Whatever the cause, it will be up to the judges to decide casuistically, even subjectively, on the reality of this emotional shock, by virtue of their sovereign power of appreciation.
The obstacle of proof
Should we then again hope that the legislator will intervene to create a new specific offence that would provide an extremely precise legal definition of this singular risk behavior, which can only manifest itself in a single way, under a single behavior in a given setting?
However, as the European Court of Human Rights has repeatedly stressed, excessive precision is not desirable, as it would be tantamount to enacting a standard that would only apply to a given social phenomenon - thus perpetuating the eternal "legislative bulimia" whose ineffectiveness has been demonstrated more than once.
If either of these solutions seems theoretically viable, the practical reality raises a major problem that is often overlooked, namely that of proof. It is very difficult for a person to prove not only that he or she consented to the sexual act under the strict condition that it be protected, but also that his or her partner removed the protection without his or her knowledge.
Awareness-raising, information and education
This probatory difficulty, common to all intimate events, intrinsically reveals the limitations of criminal law, which has difficulty in grasping abuse. - We're also concerned with finding the right balance between individual freedom and the need to repress certain forms of behavior that can be described as deviant.

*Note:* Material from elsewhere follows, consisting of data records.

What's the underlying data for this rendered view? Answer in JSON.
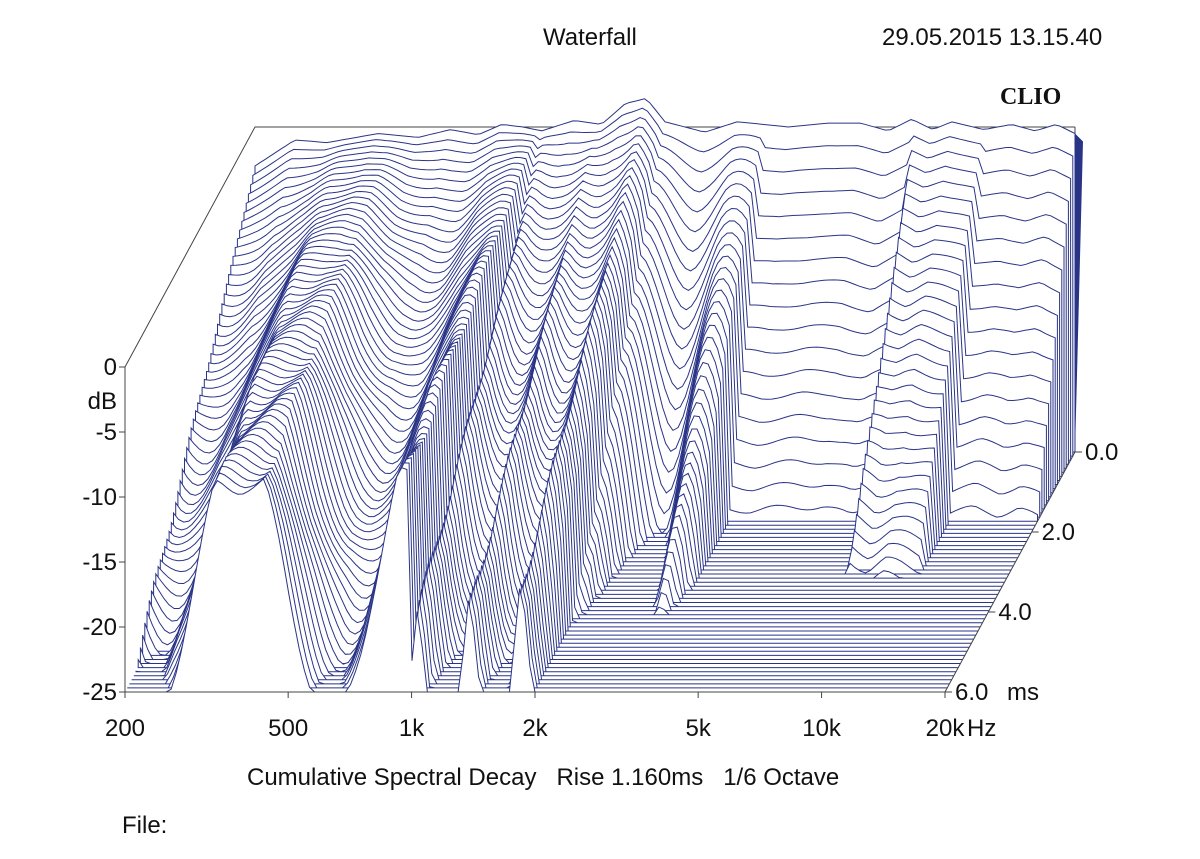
{
  "header": {
    "title": "Waterfall",
    "timestamp": "29.05.2015 13.15.40",
    "brand": "CLIO"
  },
  "footer": {
    "subtitle": "Cumulative Spectral Decay   Rise 1.160ms   1/6 Octave",
    "file_label": "File:"
  },
  "colors": {
    "trace": "#2a3487",
    "fill": "#2a3487",
    "axis": "#444444"
  },
  "chart_data": {
    "type": "waterfall",
    "x_scale": "log",
    "xlim": [
      200,
      20000
    ],
    "x_ticks": [
      {
        "value": 200,
        "label": "200"
      },
      {
        "value": 500,
        "label": "500"
      },
      {
        "value": 1000,
        "label": "1k"
      },
      {
        "value": 2000,
        "label": "2k"
      },
      {
        "value": 5000,
        "label": "5k"
      },
      {
        "value": 10000,
        "label": "10k"
      },
      {
        "value": 20000,
        "label": "20k"
      }
    ],
    "x_unit": "Hz",
    "ylim": [
      -25,
      0
    ],
    "y_ticks": [
      {
        "value": 0,
        "label": "0"
      },
      {
        "value": -5,
        "label": "-5"
      },
      {
        "value": -10,
        "label": "-10"
      },
      {
        "value": -15,
        "label": "-15"
      },
      {
        "value": -20,
        "label": "-20"
      },
      {
        "value": -25,
        "label": "-25"
      }
    ],
    "y_unit": "dB",
    "zlim": [
      0,
      6
    ],
    "z_ticks": [
      {
        "value": 0,
        "label": "0.0"
      },
      {
        "value": 2,
        "label": "2.0"
      },
      {
        "value": 4,
        "label": "4.0"
      },
      {
        "value": 6,
        "label": "6.0"
      }
    ],
    "z_unit": "ms",
    "slice_count": 60,
    "initial_response": {
      "freq_hz": [
        200,
        250,
        300,
        400,
        500,
        600,
        700,
        800,
        900,
        1000,
        1200,
        1400,
        1600,
        1800,
        2000,
        2500,
        3000,
        4000,
        5000,
        6000,
        7000,
        8000,
        9000,
        10000,
        12000,
        14000,
        16000,
        18000,
        20000
      ],
      "db": [
        -3.0,
        -1.0,
        -1.2,
        -0.5,
        -0.8,
        -0.2,
        -0.6,
        0.2,
        0.0,
        -0.3,
        0.5,
        0.2,
        1.8,
        2.2,
        0.4,
        -0.4,
        0.4,
        0.0,
        0.3,
        0.3,
        -0.3,
        0.6,
        -0.2,
        0.4,
        -0.2,
        0.2,
        -0.3,
        0.2,
        -0.5
      ]
    }
  }
}
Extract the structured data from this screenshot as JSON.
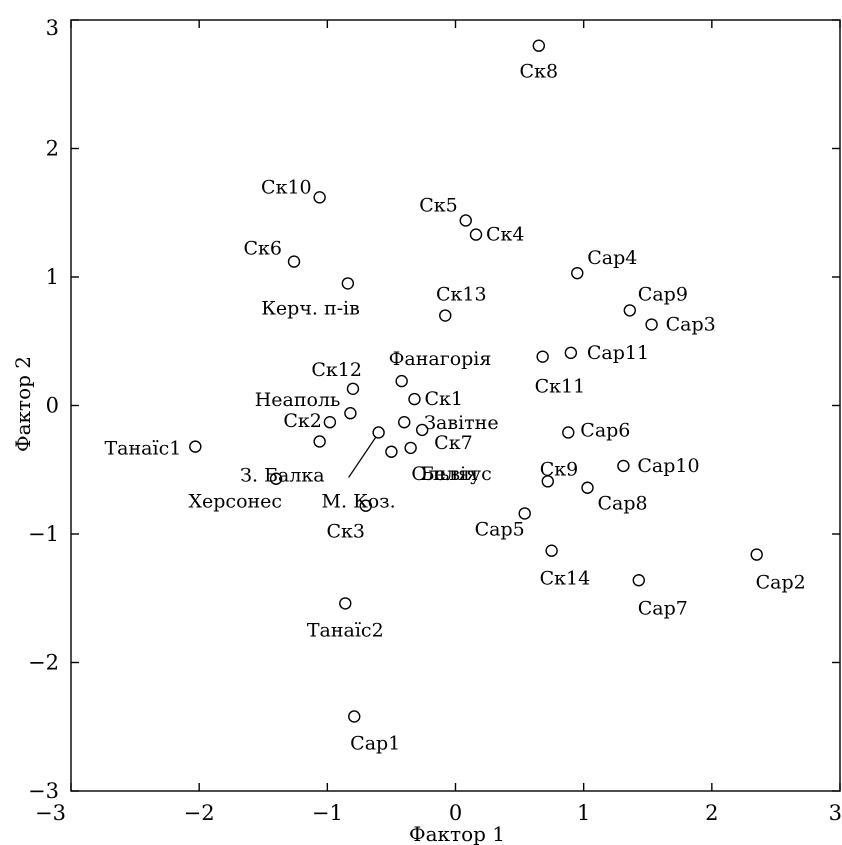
{
  "chart_data": {
    "type": "scatter",
    "xlabel": "Фактор 1",
    "ylabel": "Фактор 2",
    "xlim": [
      -3,
      3
    ],
    "ylim": [
      -3,
      3
    ],
    "xticks": [
      -3,
      -2,
      -1,
      0,
      1,
      2,
      3
    ],
    "yticks": [
      -3,
      -2,
      -1,
      0,
      1,
      2,
      3
    ],
    "x_tick_labels": [
      "−3",
      "−2",
      "−1",
      "0",
      "1",
      "2",
      "3"
    ],
    "y_tick_labels": [
      "−3",
      "−2",
      "−1",
      "0",
      "1",
      "2",
      "3"
    ],
    "grid": false,
    "legend": "none",
    "points": [
      {
        "label": "Ск8",
        "x": 0.65,
        "y": 2.8
      },
      {
        "label": "Ск10",
        "x": -1.06,
        "y": 1.62
      },
      {
        "label": "Ск5",
        "x": 0.08,
        "y": 1.44
      },
      {
        "label": "Ск4",
        "x": 0.16,
        "y": 1.33
      },
      {
        "label": "Ск6",
        "x": -1.26,
        "y": 1.12
      },
      {
        "label": "Сар4",
        "x": 0.95,
        "y": 1.03
      },
      {
        "label": "Керч. п-ів",
        "x": -0.84,
        "y": 0.95
      },
      {
        "label": "Сар9",
        "x": 1.36,
        "y": 0.74
      },
      {
        "label": "Сар3",
        "x": 1.53,
        "y": 0.63
      },
      {
        "label": "Ск13",
        "x": -0.08,
        "y": 0.7
      },
      {
        "label": "Сар11",
        "x": 0.9,
        "y": 0.41
      },
      {
        "label": "Ск11",
        "x": 0.68,
        "y": 0.38
      },
      {
        "label": "Фанагорія",
        "x": -0.42,
        "y": 0.19
      },
      {
        "label": "Ск12",
        "x": -0.8,
        "y": 0.13
      },
      {
        "label": "Ск1",
        "x": -0.32,
        "y": 0.05
      },
      {
        "label": "Неаполь",
        "x": -0.82,
        "y": -0.06
      },
      {
        "label": "Ск2",
        "x": -0.98,
        "y": -0.13
      },
      {
        "label": "Завітне",
        "x": -0.4,
        "y": -0.13
      },
      {
        "label": "Ск7",
        "x": -0.26,
        "y": -0.19
      },
      {
        "label": "Сар6",
        "x": 0.88,
        "y": -0.21
      },
      {
        "label": "Танаїс1",
        "x": -2.03,
        "y": -0.32
      },
      {
        "label": "З. Балка",
        "x": -1.06,
        "y": -0.28
      },
      {
        "label": "Беляус",
        "x": -0.35,
        "y": -0.33
      },
      {
        "label": "Ольвія",
        "x": -0.5,
        "y": -0.36
      },
      {
        "label": "Ск9",
        "x": 0.72,
        "y": -0.59
      },
      {
        "label": "Сар10",
        "x": 1.31,
        "y": -0.47
      },
      {
        "label": "Херсонес",
        "x": -1.4,
        "y": -0.57
      },
      {
        "label": "М. Коз.",
        "x": -0.6,
        "y": -0.21
      },
      {
        "label": "Сар8",
        "x": 1.03,
        "y": -0.64
      },
      {
        "label": "Ск3",
        "x": -0.7,
        "y": -0.78
      },
      {
        "label": "Сар5",
        "x": 0.54,
        "y": -0.84
      },
      {
        "label": "Ск14",
        "x": 0.75,
        "y": -1.13
      },
      {
        "label": "Сар2",
        "x": 2.35,
        "y": -1.16
      },
      {
        "label": "Сар7",
        "x": 1.43,
        "y": -1.36
      },
      {
        "label": "Танаїс2",
        "x": -0.86,
        "y": -1.54
      },
      {
        "label": "Сар1",
        "x": -0.79,
        "y": -2.42
      }
    ]
  }
}
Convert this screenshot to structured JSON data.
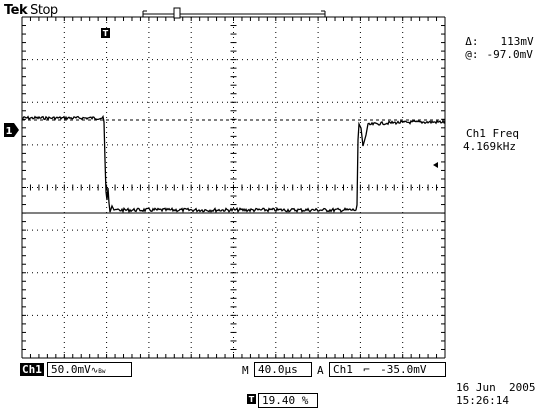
{
  "header": {
    "brand": "Tek",
    "run_state": "Stop"
  },
  "cursor_readout": {
    "delta_label": "Δ:",
    "delta_value": "113mV",
    "at_label": "@:",
    "at_value": "-97.0mV"
  },
  "measurement": {
    "label": "Ch1 Freq",
    "value": "4.169kHz"
  },
  "channel": {
    "marker": "1",
    "name": "Ch1",
    "volts_per_div": "50.0mV"
  },
  "timebase": {
    "prefix": "M",
    "sec_per_div": "40.0µs"
  },
  "trigger": {
    "mode": "A",
    "source": "Ch1",
    "level": "-35.0mV",
    "position": "19.40 %"
  },
  "datetime": {
    "date": "16 Jun  2005",
    "time": "15:26:14"
  },
  "colors": {
    "trace": "#000000",
    "graticule": "#000000",
    "background": "#ffffff"
  }
}
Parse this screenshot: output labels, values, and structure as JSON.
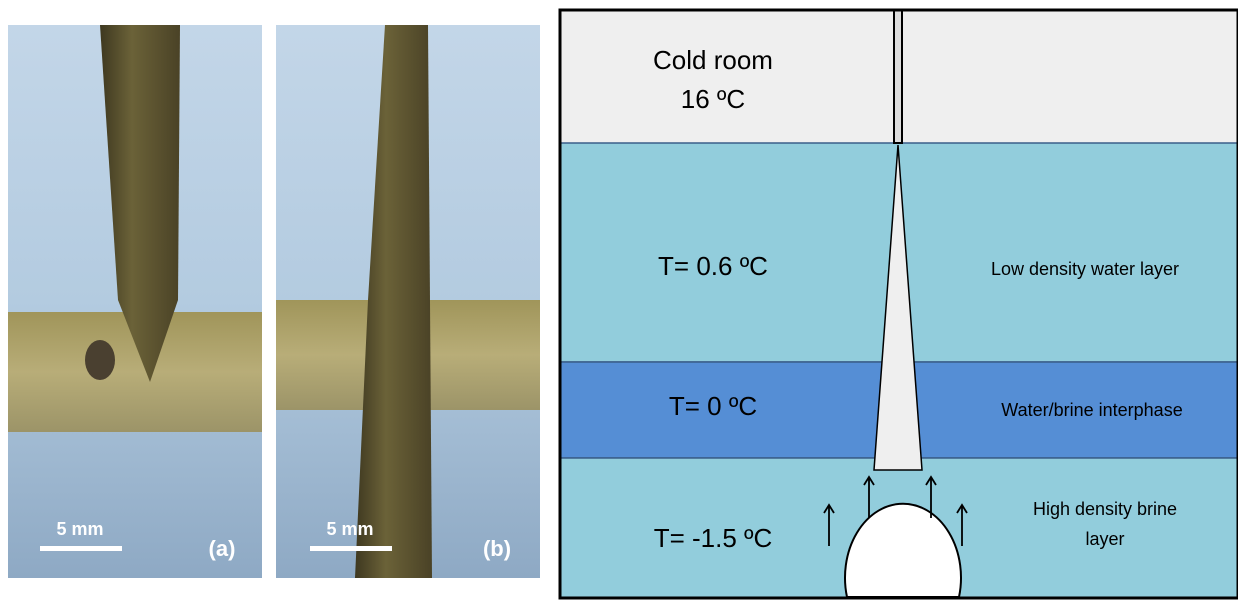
{
  "panels": [
    {
      "scale_label": "5 mm",
      "label": "(a)"
    },
    {
      "scale_label": "5 mm",
      "label": "(b)"
    }
  ],
  "diagram": {
    "cold_room": {
      "title": "Cold room",
      "temperature": "16 ºC"
    },
    "layers": [
      {
        "temperature": "T= 0.6 ºC",
        "description": "Low density water layer"
      },
      {
        "temperature": "T= 0 ºC",
        "description": "Water/brine interphase"
      },
      {
        "temperature": "T= -1.5 ºC",
        "description": [
          "High density brine",
          "layer"
        ]
      }
    ]
  }
}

Faced with the nauseating machismo of some revealed through various forums and social networks and in the face of a somewhat conservative society, we quickly end up either discrediting the victim for his naivety or even levity, or casting doubt on the sincerity of his speech. Awareness-raising, information and education are the only useful weapons for eradicating this scourge.
To understand this, we had to wait for people to speak out, with a certain virulence, no doubt commensurate with the years of suffering without being believed...
Cécile Lefrançois and Clémence VialatteDoctoral students, lecturers at the Faculty of Law, University of Montpellier
Visit original version of this article was published on The Conversation.